The game’s reputation was never simple. IGN notes that Mario Kart Tour was, for a period, extremely lucrative, but that its early financial success was marred by controversy over gacha-style mechanics used to unlock karts and characters. According to IGN, Nintendo replaced that system in 2022 with a more standard item shop and a subscription service. The current shutdown mechanics reflect that later structure: Ruby purchases are gone, shops remain relevant for spending existing currency, and Gold Pass is being flattened into an end-of-service benefit window.

There is also a broader platform story around Nintendo’s mobile catalog, though the sources stop short of giving Nintendo’s internal strategy. IGN says many of Nintendo’s smartphone games have been scrapped, while Fire Emblem Heroes, Super Mario Run, Pikmin Bloom, and an app called Pictonico! remain active in some form. VGC and DayOne both point readers toward Mario Kart World as the currently supported Mario Kart entry, with VGC reporting that Mario Kart World continues to receive updates and got two new Knockout Tour races in a free update in early July 2026.

What remaining players should do before support is pulled

The useful checklist is short because Nintendo has made the end state clear. First, treat September 29, 2026 at 11:00 p.m. PT as the deadline for play, with the caveat that VGC’s cited timing says 22:59 PT and Nintendo Everything’s quoted notice says 11:00 p.m. PT. Do not plan around September 30 unless you are converting time zones, because the Pacific cutoff lands late on September 29.

Second, spend any remaining Rubies before the shutdown. Nintendo Everything reports that Ruby sales have ended, but existing Rubies can still be used in the Spotlight Shop, Mii Racing Suit Shop, and Coin Rush until service ends. There is no source-supported reason to save them past that point, because the game will no longer be playable and no offline version is planned.
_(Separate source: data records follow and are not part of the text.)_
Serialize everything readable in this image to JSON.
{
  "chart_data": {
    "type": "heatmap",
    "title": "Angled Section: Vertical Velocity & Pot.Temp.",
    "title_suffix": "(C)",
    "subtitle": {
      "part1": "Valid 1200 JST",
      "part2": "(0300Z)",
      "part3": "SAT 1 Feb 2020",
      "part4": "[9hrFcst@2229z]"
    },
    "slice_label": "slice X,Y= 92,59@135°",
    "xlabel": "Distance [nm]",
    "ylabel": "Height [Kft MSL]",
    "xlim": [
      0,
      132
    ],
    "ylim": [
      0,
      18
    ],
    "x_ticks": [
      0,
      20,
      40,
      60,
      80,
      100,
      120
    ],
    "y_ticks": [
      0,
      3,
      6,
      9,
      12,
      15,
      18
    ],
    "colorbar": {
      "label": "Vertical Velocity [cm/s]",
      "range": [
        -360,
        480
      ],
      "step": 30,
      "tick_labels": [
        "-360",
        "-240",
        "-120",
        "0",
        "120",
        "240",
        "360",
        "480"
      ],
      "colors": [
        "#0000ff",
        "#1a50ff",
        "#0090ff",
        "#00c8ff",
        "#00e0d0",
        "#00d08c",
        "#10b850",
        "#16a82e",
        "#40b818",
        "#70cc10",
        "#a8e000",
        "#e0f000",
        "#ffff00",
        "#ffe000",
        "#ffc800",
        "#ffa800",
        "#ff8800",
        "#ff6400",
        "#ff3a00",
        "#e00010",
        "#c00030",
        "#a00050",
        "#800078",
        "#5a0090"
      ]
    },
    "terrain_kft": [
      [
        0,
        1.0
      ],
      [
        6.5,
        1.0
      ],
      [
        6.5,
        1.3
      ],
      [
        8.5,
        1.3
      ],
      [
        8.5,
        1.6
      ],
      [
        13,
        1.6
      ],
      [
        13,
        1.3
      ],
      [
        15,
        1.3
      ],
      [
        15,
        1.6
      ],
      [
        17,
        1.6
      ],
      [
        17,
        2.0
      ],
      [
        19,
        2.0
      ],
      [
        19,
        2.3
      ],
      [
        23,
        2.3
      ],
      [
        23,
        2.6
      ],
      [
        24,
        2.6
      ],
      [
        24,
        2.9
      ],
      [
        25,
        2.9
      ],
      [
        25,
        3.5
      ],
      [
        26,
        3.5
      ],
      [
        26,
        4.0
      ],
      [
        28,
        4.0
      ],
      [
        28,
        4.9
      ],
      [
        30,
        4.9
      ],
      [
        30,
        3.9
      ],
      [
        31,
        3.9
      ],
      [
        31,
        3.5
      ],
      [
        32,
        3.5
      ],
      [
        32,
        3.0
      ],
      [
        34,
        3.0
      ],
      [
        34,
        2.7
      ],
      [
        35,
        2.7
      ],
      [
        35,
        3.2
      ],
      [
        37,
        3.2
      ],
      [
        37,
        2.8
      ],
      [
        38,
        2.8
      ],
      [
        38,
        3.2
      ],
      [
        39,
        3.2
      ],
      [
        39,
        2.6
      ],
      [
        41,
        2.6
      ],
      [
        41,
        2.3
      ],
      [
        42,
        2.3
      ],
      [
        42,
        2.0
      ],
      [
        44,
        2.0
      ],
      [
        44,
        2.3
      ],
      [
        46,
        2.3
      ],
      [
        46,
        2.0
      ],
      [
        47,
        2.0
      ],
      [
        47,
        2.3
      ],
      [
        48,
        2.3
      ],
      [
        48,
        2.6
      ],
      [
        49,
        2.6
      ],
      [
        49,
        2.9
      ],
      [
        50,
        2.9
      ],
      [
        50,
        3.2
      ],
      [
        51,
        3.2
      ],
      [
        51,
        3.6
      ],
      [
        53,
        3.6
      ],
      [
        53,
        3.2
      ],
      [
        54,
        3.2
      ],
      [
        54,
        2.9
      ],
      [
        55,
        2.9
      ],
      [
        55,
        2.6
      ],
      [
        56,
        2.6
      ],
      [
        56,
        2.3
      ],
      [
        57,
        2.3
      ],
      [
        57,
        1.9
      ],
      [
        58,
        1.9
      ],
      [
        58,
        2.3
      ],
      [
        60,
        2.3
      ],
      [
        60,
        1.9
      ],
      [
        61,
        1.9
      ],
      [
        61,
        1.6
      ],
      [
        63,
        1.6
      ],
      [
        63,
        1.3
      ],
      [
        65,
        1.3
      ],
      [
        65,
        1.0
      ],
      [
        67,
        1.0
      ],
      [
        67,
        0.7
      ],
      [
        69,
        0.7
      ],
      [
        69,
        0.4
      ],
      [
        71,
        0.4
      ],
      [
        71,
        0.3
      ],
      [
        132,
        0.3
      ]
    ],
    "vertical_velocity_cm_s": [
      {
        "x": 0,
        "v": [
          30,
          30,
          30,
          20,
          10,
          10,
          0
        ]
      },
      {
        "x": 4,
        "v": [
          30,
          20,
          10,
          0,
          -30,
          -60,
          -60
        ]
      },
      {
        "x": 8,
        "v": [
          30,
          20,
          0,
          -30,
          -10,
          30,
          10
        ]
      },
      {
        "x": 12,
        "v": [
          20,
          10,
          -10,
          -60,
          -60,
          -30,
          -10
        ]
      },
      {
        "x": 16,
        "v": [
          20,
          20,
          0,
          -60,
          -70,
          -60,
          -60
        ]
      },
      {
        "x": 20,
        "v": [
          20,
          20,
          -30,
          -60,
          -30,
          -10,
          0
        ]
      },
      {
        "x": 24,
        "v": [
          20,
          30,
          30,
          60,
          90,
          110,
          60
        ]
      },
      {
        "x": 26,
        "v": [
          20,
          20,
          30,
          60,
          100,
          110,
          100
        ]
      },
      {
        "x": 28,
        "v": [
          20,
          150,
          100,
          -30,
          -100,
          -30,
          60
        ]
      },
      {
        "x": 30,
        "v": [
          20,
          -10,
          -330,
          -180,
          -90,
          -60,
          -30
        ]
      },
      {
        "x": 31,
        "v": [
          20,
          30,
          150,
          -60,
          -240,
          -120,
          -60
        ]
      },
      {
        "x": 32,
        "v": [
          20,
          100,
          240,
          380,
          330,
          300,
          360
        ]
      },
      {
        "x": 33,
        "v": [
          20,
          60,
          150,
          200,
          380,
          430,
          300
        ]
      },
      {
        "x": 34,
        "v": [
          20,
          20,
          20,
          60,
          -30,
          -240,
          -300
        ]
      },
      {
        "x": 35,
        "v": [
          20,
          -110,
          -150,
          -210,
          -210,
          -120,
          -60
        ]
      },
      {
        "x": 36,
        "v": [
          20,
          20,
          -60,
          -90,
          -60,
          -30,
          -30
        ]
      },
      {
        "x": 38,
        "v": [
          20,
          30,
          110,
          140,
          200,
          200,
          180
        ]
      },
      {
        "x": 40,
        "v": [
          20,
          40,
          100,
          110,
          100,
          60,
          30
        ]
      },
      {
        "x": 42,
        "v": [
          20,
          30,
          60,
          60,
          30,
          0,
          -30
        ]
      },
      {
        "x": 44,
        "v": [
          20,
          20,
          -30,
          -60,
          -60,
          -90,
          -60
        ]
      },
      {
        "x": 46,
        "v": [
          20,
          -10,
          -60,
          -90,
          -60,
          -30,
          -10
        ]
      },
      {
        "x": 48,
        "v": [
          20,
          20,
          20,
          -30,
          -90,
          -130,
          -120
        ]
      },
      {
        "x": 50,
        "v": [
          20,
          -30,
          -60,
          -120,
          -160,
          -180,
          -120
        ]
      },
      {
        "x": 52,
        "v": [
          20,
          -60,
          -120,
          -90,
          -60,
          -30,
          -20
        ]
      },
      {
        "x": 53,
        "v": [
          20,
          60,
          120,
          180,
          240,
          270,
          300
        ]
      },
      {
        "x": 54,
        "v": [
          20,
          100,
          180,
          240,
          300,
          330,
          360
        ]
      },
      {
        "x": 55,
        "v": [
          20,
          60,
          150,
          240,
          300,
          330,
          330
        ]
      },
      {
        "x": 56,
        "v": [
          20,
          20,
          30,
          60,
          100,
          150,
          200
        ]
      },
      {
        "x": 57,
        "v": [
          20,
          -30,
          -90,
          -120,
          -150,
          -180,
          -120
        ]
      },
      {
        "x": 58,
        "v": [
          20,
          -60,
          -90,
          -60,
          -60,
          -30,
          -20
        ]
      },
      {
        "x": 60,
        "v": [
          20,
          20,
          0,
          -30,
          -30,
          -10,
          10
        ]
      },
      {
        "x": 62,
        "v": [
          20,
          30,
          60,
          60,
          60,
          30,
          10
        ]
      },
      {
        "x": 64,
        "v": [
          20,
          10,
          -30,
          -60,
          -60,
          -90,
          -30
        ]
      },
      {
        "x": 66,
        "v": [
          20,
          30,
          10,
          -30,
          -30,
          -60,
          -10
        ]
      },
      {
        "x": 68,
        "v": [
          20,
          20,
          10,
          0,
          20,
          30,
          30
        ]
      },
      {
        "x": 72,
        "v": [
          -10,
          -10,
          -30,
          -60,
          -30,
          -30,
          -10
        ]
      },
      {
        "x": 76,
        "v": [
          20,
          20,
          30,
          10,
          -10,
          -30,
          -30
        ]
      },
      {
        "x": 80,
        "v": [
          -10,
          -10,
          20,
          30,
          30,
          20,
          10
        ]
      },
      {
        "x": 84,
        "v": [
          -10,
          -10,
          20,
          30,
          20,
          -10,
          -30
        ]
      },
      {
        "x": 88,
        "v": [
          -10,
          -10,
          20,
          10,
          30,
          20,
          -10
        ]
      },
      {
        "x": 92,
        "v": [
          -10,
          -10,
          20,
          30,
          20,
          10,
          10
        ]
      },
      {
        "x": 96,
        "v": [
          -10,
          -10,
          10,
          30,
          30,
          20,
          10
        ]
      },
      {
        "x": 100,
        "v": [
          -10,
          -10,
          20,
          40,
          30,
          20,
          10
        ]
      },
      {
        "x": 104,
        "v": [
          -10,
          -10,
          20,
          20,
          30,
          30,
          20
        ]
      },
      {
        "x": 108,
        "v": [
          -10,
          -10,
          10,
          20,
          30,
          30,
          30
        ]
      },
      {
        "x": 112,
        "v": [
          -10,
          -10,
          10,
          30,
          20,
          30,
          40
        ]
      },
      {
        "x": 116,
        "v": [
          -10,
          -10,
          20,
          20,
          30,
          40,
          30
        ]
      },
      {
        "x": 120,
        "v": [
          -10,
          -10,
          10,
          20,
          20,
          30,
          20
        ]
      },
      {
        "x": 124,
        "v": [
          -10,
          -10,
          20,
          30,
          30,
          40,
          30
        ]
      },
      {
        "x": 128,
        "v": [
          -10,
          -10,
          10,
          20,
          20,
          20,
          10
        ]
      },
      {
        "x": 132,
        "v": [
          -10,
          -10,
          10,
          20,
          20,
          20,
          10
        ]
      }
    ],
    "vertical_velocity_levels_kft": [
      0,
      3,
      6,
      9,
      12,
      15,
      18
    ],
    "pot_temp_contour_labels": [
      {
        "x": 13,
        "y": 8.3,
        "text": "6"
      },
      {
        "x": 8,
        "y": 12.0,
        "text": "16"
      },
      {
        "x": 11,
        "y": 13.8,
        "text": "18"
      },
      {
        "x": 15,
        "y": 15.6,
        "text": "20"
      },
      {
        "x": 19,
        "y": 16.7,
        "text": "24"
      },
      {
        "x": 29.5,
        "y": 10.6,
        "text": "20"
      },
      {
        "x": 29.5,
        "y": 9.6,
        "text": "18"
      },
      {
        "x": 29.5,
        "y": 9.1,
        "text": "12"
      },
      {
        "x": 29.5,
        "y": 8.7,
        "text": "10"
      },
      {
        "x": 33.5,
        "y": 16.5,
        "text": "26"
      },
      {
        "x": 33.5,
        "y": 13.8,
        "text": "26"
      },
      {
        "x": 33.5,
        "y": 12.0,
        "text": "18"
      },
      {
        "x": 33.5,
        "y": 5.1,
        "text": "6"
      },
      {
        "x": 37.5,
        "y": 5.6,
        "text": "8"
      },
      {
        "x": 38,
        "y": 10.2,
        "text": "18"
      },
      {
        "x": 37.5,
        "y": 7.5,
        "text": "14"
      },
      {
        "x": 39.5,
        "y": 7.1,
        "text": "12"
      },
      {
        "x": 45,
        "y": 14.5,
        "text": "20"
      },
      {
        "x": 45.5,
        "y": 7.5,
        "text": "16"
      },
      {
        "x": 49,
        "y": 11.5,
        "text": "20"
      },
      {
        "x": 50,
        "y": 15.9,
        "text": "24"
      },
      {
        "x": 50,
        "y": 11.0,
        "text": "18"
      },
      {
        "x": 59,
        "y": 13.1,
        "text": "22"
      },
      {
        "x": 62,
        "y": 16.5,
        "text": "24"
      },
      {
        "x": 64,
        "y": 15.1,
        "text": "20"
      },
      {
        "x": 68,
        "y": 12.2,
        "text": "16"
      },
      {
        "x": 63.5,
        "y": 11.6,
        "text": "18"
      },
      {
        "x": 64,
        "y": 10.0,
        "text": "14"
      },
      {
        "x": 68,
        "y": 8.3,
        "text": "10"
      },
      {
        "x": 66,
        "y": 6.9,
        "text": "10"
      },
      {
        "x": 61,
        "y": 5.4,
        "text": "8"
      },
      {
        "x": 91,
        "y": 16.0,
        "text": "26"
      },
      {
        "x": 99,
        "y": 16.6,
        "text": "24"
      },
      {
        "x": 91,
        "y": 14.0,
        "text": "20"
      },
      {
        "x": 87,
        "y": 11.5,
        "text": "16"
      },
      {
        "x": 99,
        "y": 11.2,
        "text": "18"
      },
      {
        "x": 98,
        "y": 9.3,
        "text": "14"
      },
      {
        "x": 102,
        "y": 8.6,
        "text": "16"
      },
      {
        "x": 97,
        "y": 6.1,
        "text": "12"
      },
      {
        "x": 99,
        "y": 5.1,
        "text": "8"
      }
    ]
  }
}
Third, check your Gold Pass status, but do not expect to renew or start a new subscription. Nintendo says renewals and new subscriptions stopped during July 7 maintenance, according to Nintendo Everything. Existing eligible subscribers keep Gold Pass benefits, minus continuous-subscription benefits, through the end. Non-subscribers are due to receive Gold Pass benefits from August 4 until shutdown, according to VGC and DayOne.

Finally, if Mario Kart Tour has favorite tracks, loadouts, badges, Mii Racing Suits, or personal milestones you care about, capture them now. The sources do not mention an account export, archive tool, or offline viewer. With Nintendo saying the game will become unplayable and no offline version is scheduled, screenshots and video are the only preservation steps players can confidently take on their own before Mario Kart Tour ending becomes final.